Running an experiment

2. Running an experiment#

After the experimental design phase, each individual uncertainty lever across the ensemble should be run through GCAM in isolation and its outputs examined, in order to verify the expected behavior and compare it to previous work as well as the broader literature. One example could be to check if a customized carbon emissions scenario actually represents emissions as intended and solves properly, or if add-on files need to be read in a different order. This is necessary to ground truth isolated effects and could save significant troubleshooting time later on. Of course, in a full factorial ensemble, there will be a subset of realizations which only vary a single sensitivity, but it should be confirmed to behave as intended before committing the full computational power. Some of the diagnostic metrics used should be relevant to the sensitivity you are testing, but for completeness, any metric used to sanity check a sensitivity implementation should be examined for every individual sensitivity being tested. This will form a set of diagnostic metrics unique to the ensemble, which can be presented as a multi-panel figure for each test. Note that these metrics may be different from those used in the final analysis. Take note as well if any of the sensitivities significantly increase the model runtime, and account for it when estimating the time the model runs will take.

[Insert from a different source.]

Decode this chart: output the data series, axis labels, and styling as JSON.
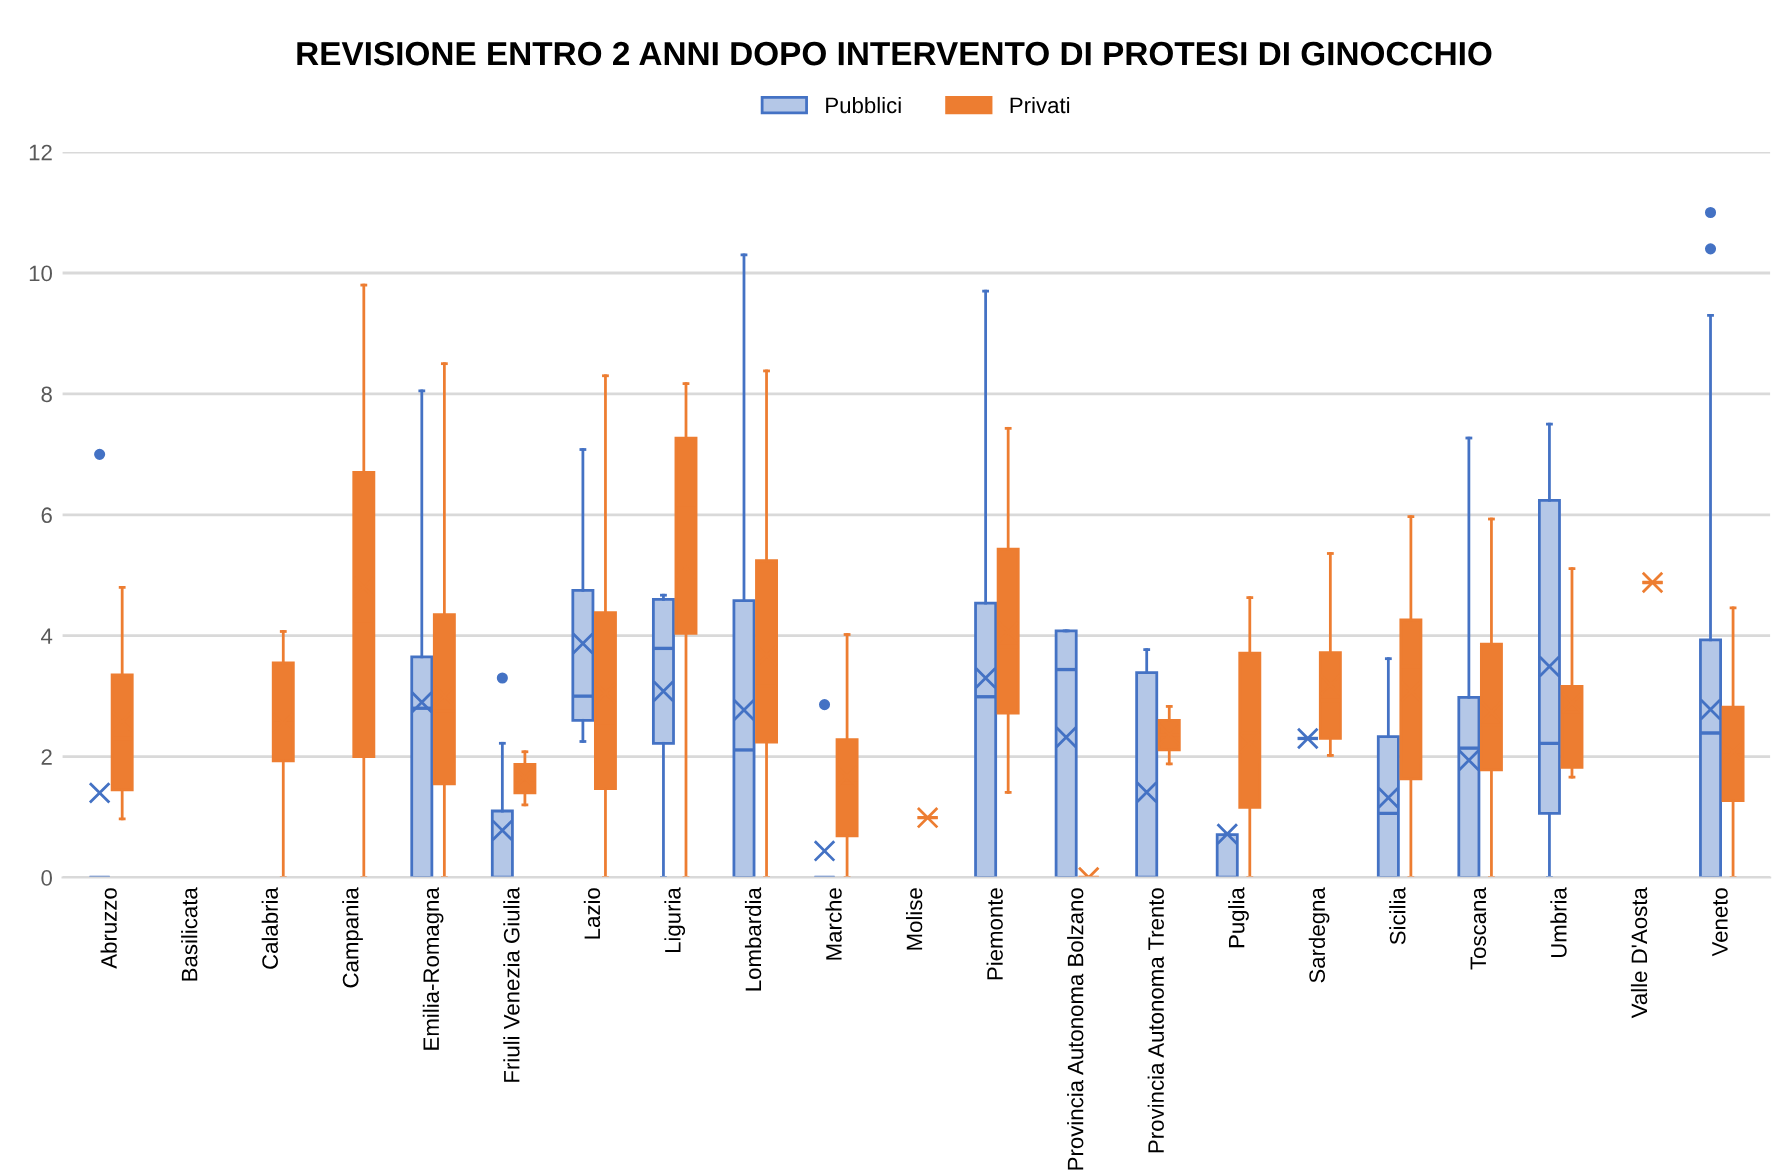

Two methods for running large numbers of GCAM realizations are 1) creating a unique configuration file for each run; and 2) running GCAM in batch mode. To automate the creation of configuration files for every model run (Method 1), XML editing packages such as those in Python and R can be used. In addition to adding, removing, and changing various XML files to construct each configuration, the user should deploy here a suitable naming convention for scenarios, as well as a folder hierarchy for grouping and storing scenario databases by sensitivity. Limiting to 100-200 databases in a single subdirectory can help organizationally. It can also be helpful to store the configuration files in a similarly structured hierarchy. In either method, note that the order in which the XML input files are listed in the configuration file can affect model behavior.

Excerpt of a partial GCAM configuration file

Fig. 2.1 Excerpt of a partial GCAM configuration file.#

For large, computationally intensive modeling scenario ensembles, it is recommended to use a high-performance computing cluster, rather than a personal computer. An organized folder hierarchy for completed runs is highly recommended for keeping track of overall progress as well as potential issues which may arise. A database being written after a model run is complete does not confirm a “good” model run (certain model periods may have failed in ways deemed unacceptable for the project), so simply counting the number of databases generated may not accurately measure progress, and could skip over “bad” runs. In a linux-based HPC environment, checking the quality of completed runs as well as failure modes of unsuccessful jobs can be done using bash scripts which check the contents of each job’s output and error logs. Consistent errors in scenarios which all share the same sensitivity or combination of sensitivities could signal an issue with its implementation in GCAM. Alternatively, such scenarios could simply be infeasible. If some realizations contain markets which did not solve, a quick fix could be to increase the iteration count in the solver file. This is common when implementing changes that increase the model runtime, such as policies or adding new markets.

Thus, different types of errors should be noted and grouped together, so that these scenarios can be re-run with potentially different fixes for each failure mode. This can be done by collecting the scenario names from the output log files and constructing lists of configuration files to be re-run as necessary. Note that it is convenient if the configuration filename is identical to or contains the scenario name.

A final consideration for running an experiment is the reproducibility and data storage plan of the ensemble. If the scenarios are simple, run quickly, and have a very low failure rate, perhaps only the add-on files need to be saved along with the script to generate the configuration files or the batch input file. However, full model output databases could also be hosted on MSD-LIVE or Zenodo, so that users without GCAM experience can perform analyses on a large GCAM ensemble. Another option is to automate a workflow for querying each model run immediately after completion to extract the desired information, and then deleting the bulkier database. This can save significant storage space, but does not allow for future work to access different queries than what was initially obtained.